Investor David Einhorn said on Thursday that well-known venture capitalist Chamat Palihapitiya and entrepreneur Elon Musk had thrown “jet fuel” at GameStop Corp’s (GME.N) hectic trading in January, when the video trader’s shares rose 2,000 percent and more. were later heard in the United States Congress.
Einhorn, who manages the hedge fund Greenlight Capital (GLRE.O), also said US lawmakers are looking for answers on how day traders have managed to gain control of GameStop’s stock price from established hedge funds should seek regulators instead of investors.
Amateur investors on social media sites such as Reddit staged a hard buyout three months ago, winning Wall Street hedge funds that had cut GameStop shares or bet the price would fall.
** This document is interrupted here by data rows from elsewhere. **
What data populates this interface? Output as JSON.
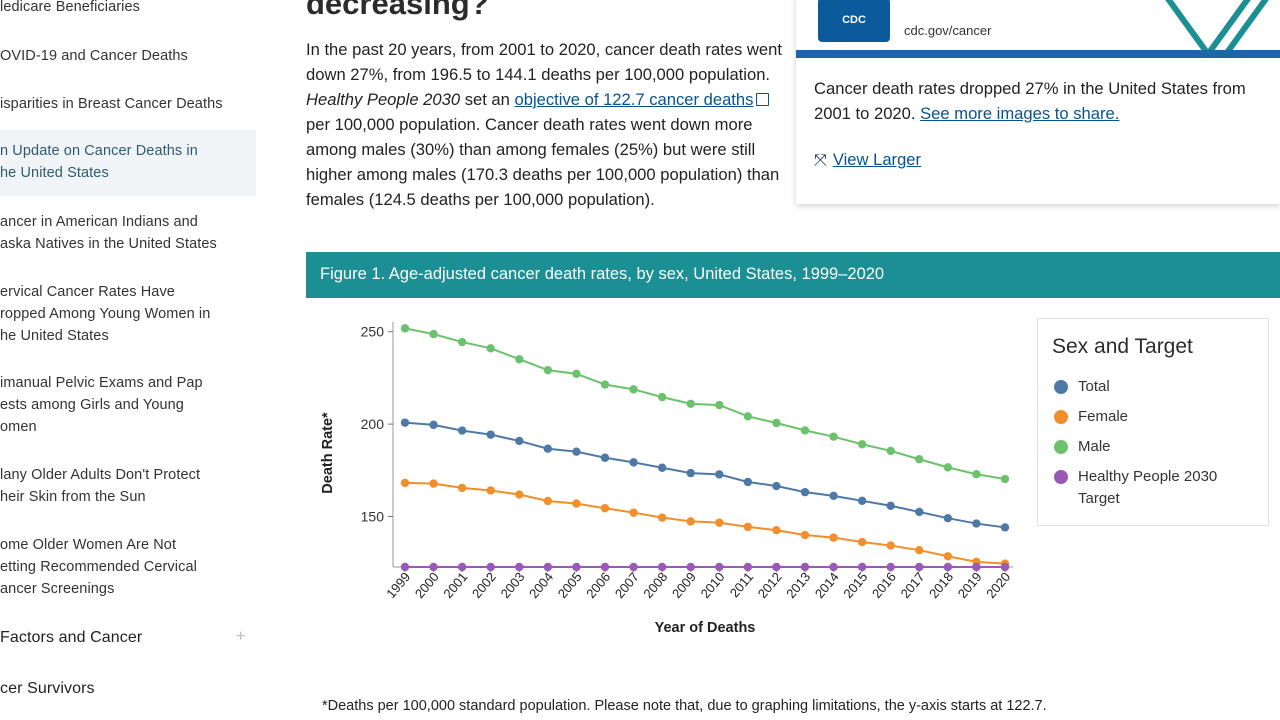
{
  "sidebar": {
    "items": [
      {
        "label": "ledicare Beneficiaries"
      },
      {
        "label": "OVID-19 and Cancer Deaths"
      },
      {
        "label": "isparities in Breast Cancer Deaths"
      },
      {
        "label": "n Update on Cancer Deaths in\nhe United States",
        "active": true
      },
      {
        "label": "ancer in American Indians and\naska Natives in the United States"
      },
      {
        "label": "ervical Cancer Rates Have\nropped Among Young Women in\nhe United States"
      },
      {
        "label": "imanual Pelvic Exams and Pap\nests among Girls and Young\nomen"
      },
      {
        "label": "lany Older Adults Don't Protect\nheir Skin from the Sun"
      },
      {
        "label": "ome Older Women Are Not\netting Recommended Cervical\nancer Screenings"
      }
    ],
    "sections": [
      {
        "label": "Factors and Cancer",
        "expand": "+"
      },
      {
        "label": "cer Survivors"
      }
    ]
  },
  "main": {
    "heading": "decreasing?",
    "paragraph": {
      "p1": "In the past 20 years, from 2001 to 2020, cancer death rates went down 27%, from 196.5 to 144.1 deaths per 100,000 population. ",
      "hp": "Healthy People 2030",
      "p2": " set an ",
      "link": "objective of 122.7 cancer deaths",
      "p3": " per 100,000 population. Cancer death rates went down more among males (30%) than among females (25%) but were still higher among males (170.3 deaths per 100,000 population) than females (124.5 deaths per 100,000 population)."
    }
  },
  "share_card": {
    "logo": "CDC",
    "url": "cdc.gov/cancer",
    "text": "Cancer death rates dropped 27% in the United States from 2001 to 2020. ",
    "link": "See more images to share.",
    "view_larger": "View Larger",
    "colors": {
      "banner": "#1b66a8",
      "logo": "#0a5a9c",
      "accent": "#1b8f93"
    }
  },
  "figure": {
    "title": "Figure 1. Age-adjusted cancer death rates, by sex, United States, 1999–2020",
    "header_color": "#1b8f93",
    "footnote": "*Deaths per 100,000 standard population. Please note that, due to graphing limitations, the y-axis starts at 122.7."
  },
  "chart_data": {
    "type": "line",
    "x": [
      "1999",
      "2000",
      "2001",
      "2002",
      "2003",
      "2004",
      "2005",
      "2006",
      "2007",
      "2008",
      "2009",
      "2010",
      "2011",
      "2012",
      "2013",
      "2014",
      "2015",
      "2016",
      "2017",
      "2018",
      "2019",
      "2020"
    ],
    "xlabel": "Year of Deaths",
    "ylabel": "Death Rate*",
    "ylim": [
      122.7,
      252
    ],
    "yticks": [
      150,
      200,
      250
    ],
    "legend_title": "Sex and Target",
    "legend_position": "right",
    "series": [
      {
        "name": "Total",
        "color": "#4e79a7",
        "values": [
          200.8,
          199.6,
          196.5,
          194.3,
          190.9,
          186.7,
          185.1,
          181.8,
          179.3,
          176.4,
          173.5,
          172.8,
          168.7,
          166.5,
          163.2,
          161.2,
          158.5,
          155.8,
          152.5,
          149.1,
          146.2,
          144.1
        ]
      },
      {
        "name": "Female",
        "color": "#f28e2b",
        "values": [
          168.2,
          167.8,
          165.5,
          164.1,
          161.9,
          158.4,
          157.0,
          154.5,
          152.1,
          149.4,
          147.4,
          146.7,
          144.4,
          142.6,
          140.0,
          138.6,
          136.2,
          134.3,
          131.8,
          128.5,
          125.5,
          124.5
        ]
      },
      {
        "name": "Male",
        "color": "#6cc26c",
        "values": [
          251.8,
          248.7,
          244.4,
          241.0,
          235.1,
          229.2,
          227.2,
          221.4,
          218.8,
          214.6,
          211.0,
          210.3,
          204.2,
          200.6,
          196.6,
          193.2,
          189.1,
          185.5,
          181.0,
          176.6,
          172.9,
          170.3
        ]
      },
      {
        "name": "Healthy People 2030 Target",
        "color": "#9b59b6",
        "values": [
          122.7,
          122.7,
          122.7,
          122.7,
          122.7,
          122.7,
          122.7,
          122.7,
          122.7,
          122.7,
          122.7,
          122.7,
          122.7,
          122.7,
          122.7,
          122.7,
          122.7,
          122.7,
          122.7,
          122.7,
          122.7,
          122.7
        ]
      }
    ]
  }
}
Wild price fluctuations have caused large losses for the hedge fund Melvin Capital, among others. U.S. lawmakers responded by holding a hearing in the US House of Representatives in February, where they tested hedge funds, a trader of the day and the head of the online trading application Robinhood. Read more
On Thursday, Einhorn accused Palihapitiya and Tesla Inc. (TSLA.O) Musk of throwing what he called “GME jet fuel.” His comments appeared in a quarterly letter to Greenlight Capital investors, which was seen by Reuters.
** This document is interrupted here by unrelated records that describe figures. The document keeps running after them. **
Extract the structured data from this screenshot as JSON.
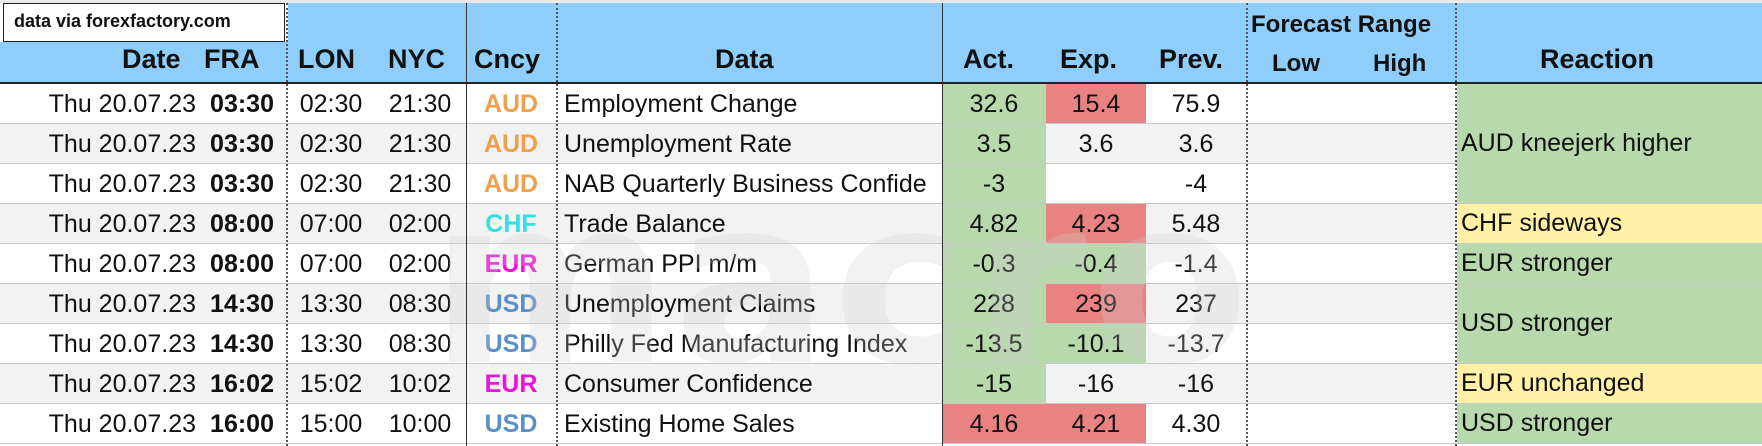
{
  "source_label": "data via forexfactory.com",
  "headers": {
    "date": "Date",
    "fra": "FRA",
    "lon": "LON",
    "nyc": "NYC",
    "ccy": "Cncy",
    "data": "Data",
    "act": "Act.",
    "exp": "Exp.",
    "prev": "Prev.",
    "forecast_range": "Forecast Range",
    "low": "Low",
    "high": "High",
    "reaction": "Reaction"
  },
  "watermark_text": "macro",
  "currency_colors": {
    "AUD": "#f0a04b",
    "CHF": "#33e0e0",
    "EUR": "#ee11dd",
    "USD": "#5b8fc9"
  },
  "highlight_colors": {
    "green": "#b7d9ad",
    "red": "#e98383",
    "yellow": "#fff2a8"
  },
  "rows": [
    {
      "date": "Thu 20.07.23",
      "fra": "03:30",
      "lon": "02:30",
      "nyc": "21:30",
      "ccy": "AUD",
      "data": "Employment Change",
      "act": "32.6",
      "exp": "15.4",
      "prev": "75.9",
      "act_hl": "green",
      "exp_hl": "red"
    },
    {
      "date": "Thu 20.07.23",
      "fra": "03:30",
      "lon": "02:30",
      "nyc": "21:30",
      "ccy": "AUD",
      "data": "Unemployment Rate",
      "act": "3.5",
      "exp": "3.6",
      "prev": "3.6",
      "act_hl": "green",
      "exp_hl": ""
    },
    {
      "date": "Thu 20.07.23",
      "fra": "03:30",
      "lon": "02:30",
      "nyc": "21:30",
      "ccy": "AUD",
      "data": "NAB Quarterly Business Confide",
      "act": "-3",
      "exp": "",
      "prev": "-4",
      "act_hl": "green",
      "exp_hl": ""
    },
    {
      "date": "Thu 20.07.23",
      "fra": "08:00",
      "lon": "07:00",
      "nyc": "02:00",
      "ccy": "CHF",
      "data": "Trade Balance",
      "act": "4.82",
      "exp": "4.23",
      "prev": "5.48",
      "act_hl": "green",
      "exp_hl": "red"
    },
    {
      "date": "Thu 20.07.23",
      "fra": "08:00",
      "lon": "07:00",
      "nyc": "02:00",
      "ccy": "EUR",
      "data": "German PPI m/m",
      "act": "-0.3",
      "exp": "-0.4",
      "prev": "-1.4",
      "act_hl": "green",
      "exp_hl": "green"
    },
    {
      "date": "Thu 20.07.23",
      "fra": "14:30",
      "lon": "13:30",
      "nyc": "08:30",
      "ccy": "USD",
      "data": "Unemployment Claims",
      "act": "228",
      "exp": "239",
      "prev": "237",
      "act_hl": "green",
      "exp_hl": "red"
    },
    {
      "date": "Thu 20.07.23",
      "fra": "14:30",
      "lon": "13:30",
      "nyc": "08:30",
      "ccy": "USD",
      "data": "Philly Fed Manufacturing Index",
      "act": "-13.5",
      "exp": "-10.1",
      "prev": "-13.7",
      "act_hl": "green",
      "exp_hl": "green"
    },
    {
      "date": "Thu 20.07.23",
      "fra": "16:02",
      "lon": "15:02",
      "nyc": "10:02",
      "ccy": "EUR",
      "data": "Consumer Confidence",
      "act": "-15",
      "exp": "-16",
      "prev": "-16",
      "act_hl": "green",
      "exp_hl": ""
    },
    {
      "date": "Thu 20.07.23",
      "fra": "16:00",
      "lon": "15:00",
      "nyc": "10:00",
      "ccy": "USD",
      "data": "Existing Home Sales",
      "act": "4.16",
      "exp": "4.21",
      "prev": "4.30",
      "act_hl": "red",
      "exp_hl": "red"
    }
  ],
  "reactions": [
    {
      "text": "AUD kneejerk higher",
      "first_row": 0,
      "rows": 3,
      "color": "green"
    },
    {
      "text": "CHF sideways",
      "first_row": 3,
      "rows": 1,
      "color": "yellow"
    },
    {
      "text": "EUR stronger",
      "first_row": 4,
      "rows": 1,
      "color": "green"
    },
    {
      "text": "USD stronger",
      "first_row": 5,
      "rows": 2,
      "color": "green"
    },
    {
      "text": "EUR unchanged",
      "first_row": 7,
      "rows": 1,
      "color": "yellow"
    },
    {
      "text": "USD stronger",
      "first_row": 8,
      "rows": 1,
      "color": "green"
    }
  ]
}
Representatives of Palihapitiya and Musk did not immediately respond to requests for comment.
Einhorn said it was appropriate for investors to discuss the shares.
“Investors discussing why they think GameStop (or other stocks) should go up or down should be encouraged,” he wrote. “There’s no reason to drag someone in front of Congress to choose stocks.” Read more
Einhorn said Palihapitiya, which appeared on television in late January and dismissed criticism of daily traders, may have been trying to harm Robinhood because it was competing with fintech-launched SoFi, which was backed by Palihapitiya.
And Musk, whose shares of Tesla Einhorn have long pledged, joined the drama by writing “Gamestonk !!” on Twitter and adding a link to the Reddit forum where daily traders discussed GameStop.
“If regulators wanted Elon Musk to stop manipulating shares, they had to do so with more than a light slap on the wrist when they accused him of manipulating Tesla shares in 2018,” Einhorn wrote.
Einhorn said that if lawmakers want to understand “why GameStop did what it did … it would be better to address the absent regulators and their philosophical supporters.”
He told investors that his Greenlight equity funds were essentially equal in the first quarter, down 0.1%, while the S & P500 (.SPX) index gained 6.2%.
Our standards: Thomson Reuters’ principles of trust.